Beyoncé is an undeniable force of nature in today’s pop culture landscape. Her multiple multi-million dollar endorsements and sold out world tours over her years in the business have solidified her not only as an incredible performer, but also as a valuable asset for consumerism. Beyoncé has established her own brand identity as a powerful, independent, “girl-power” role model and entertainer over her decade long career. Going beyond Beyoncé’s fan merchandise such as t-shirts, books, and cups sold at her concerts, she has been paid millions to be the face of large brands such as L’oreal, Emporio Armani, Got Milk?, Nintendo, and most recently, Pepsi. Robert Goldman and Stephen Papson’s “Advertising in the Age of Accelerated Meaning” states, “Advertisements are structured to boost the value of commodity brand names by attaching them to images that possess social and cultural value” (81). By aligning Beyoncé’s image with a brand, the ideologies of Beyoncé are pushed onto that brand or product; hopefully mutually beneficial to both Beyoncé’s brand and the brand’s image.

            Beyoncé’s most recent advertisement for her new world tour, entitled “The Mrs. Carter Show World Tour,” is a high-production, sleek, and over the top spectacle. While the previous assessment of this commercial provides one great and valid analysis of the advertisement, a more critical depiction of the contradictions between the ideologies in this ad and Beyoncé’s brand identity provide an alternative reading of the advertisement.

            When one thinks of Beyoncé as a brand he or she associates her energetic performances, beauty, elegance, sexy yet wholesome image, and girl power music collection. These are the ideologies consumers are interpolated by and want to buy into in order to embody the image of “Beyoncé”. An immediate contradiction between her brand and this commercial is the title of her upcoming tour, “The Mrs. Carter Show World Tour.” Whereas the majority of her most popular singles “Single Ladies (Put a Ring on It)”, “Run The World (Girls)”, and “Independent Women Pt. I” radiate female independence and girl power; her newest tour’s title conforms to traditional norms of women taking their husband’s surnames. The adorning of her husband’s photo onto her lavish corset can be viewed as an act of marking herself as an object of his possession. Her husband, Jay-Z, is also headlining a major tour this year, however, he did not name his the “The Mr. Beyoncé Knowles Show.” Her naming her tour after her husband is accepted as normal as it aligns with the traditional societal narrative of women taking their husband’s last names. If Jay-Z were to name his show after his wife, it would be sure to create more controversy because it would go against conventional gender narratives.
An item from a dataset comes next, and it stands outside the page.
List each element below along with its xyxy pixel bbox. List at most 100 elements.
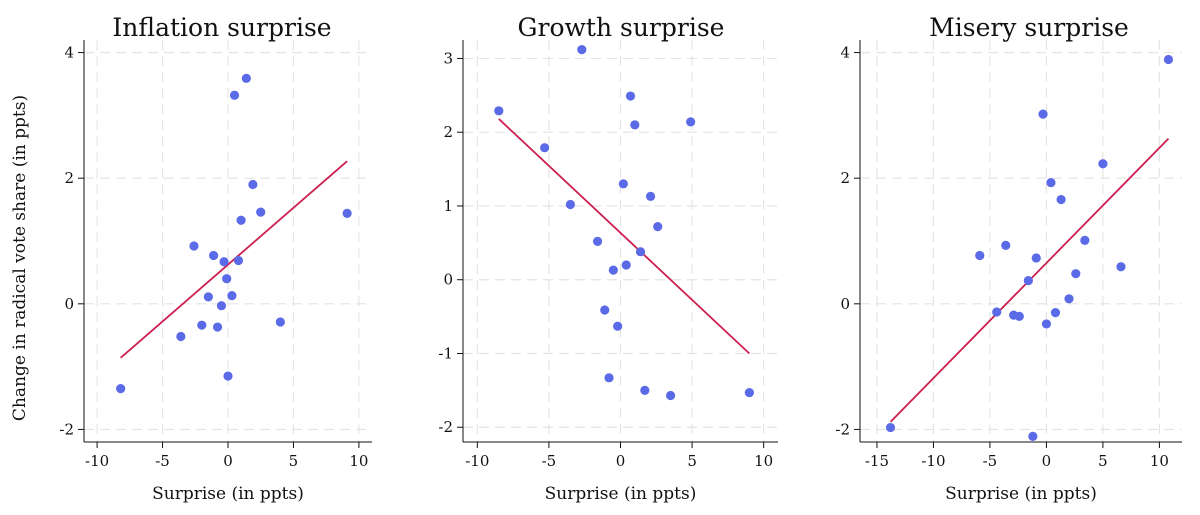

            Beyoncé’s luxurious attire in the commercial is reminiscent of centuries old royalty. Although having proclaimed herself “King B” as an act of defying gender role restrictions and asserting her equality to men, Beyoncé conforms to the visual representations of sexy, feminine women in this advertisement. The commercial shows Beyoncé having her presumed servants tie her into her sparkly, tight corset, zip up her thigh high boots, lock in a gold cage on her hips, and place a small crown off centered on her head. Although her outfit can be viewed as regal and luxurious, it is a very sexualized version of a regal queen. The zoomed in shots of just her body parts aids the viewer in viewing her body as a sexual object for the audience to fawn over and consume. The tight corset is famous for being uncomfortable fashion for women throughout history; however, this paired with her thigh high boots plays on the male fantasy of desire. Goldman and Papson discuss the suppression of inequalities in advertisements. The ideology of “suffering pain for fashion” applies only to females in our society and her attire glamorizes the pain that such an outfit can cause. It reinforces the norm that women should sacrifice their comfort in order to sexually please heterosexual males. Her demeanor in the commercial is strong, yet her sexualized attire carries associations of a time in history when women were seen and not heard. This contradicts her independent “King B” image and conforms to the societal norm of sexualizing and objectifying women in the media.

            An interesting question to ponder is whether Beyoncé’s brand would be as successful is she did not follow the norm of sexualizing women in the media? Does Beyoncé’s power lie in her sexuality? If she were to be completely covered and dressed as a true king, instead of sexualized queen, would she still have such a presence in pop culture? Probably not. Successful advertisements contain codes of societal norms for its audience to read and interpret straightforwardly. If Beyoncé truly took on her male persona “King B,” and abandoned traditional sexy feminine characteristics the majority of society would not know what to make of her.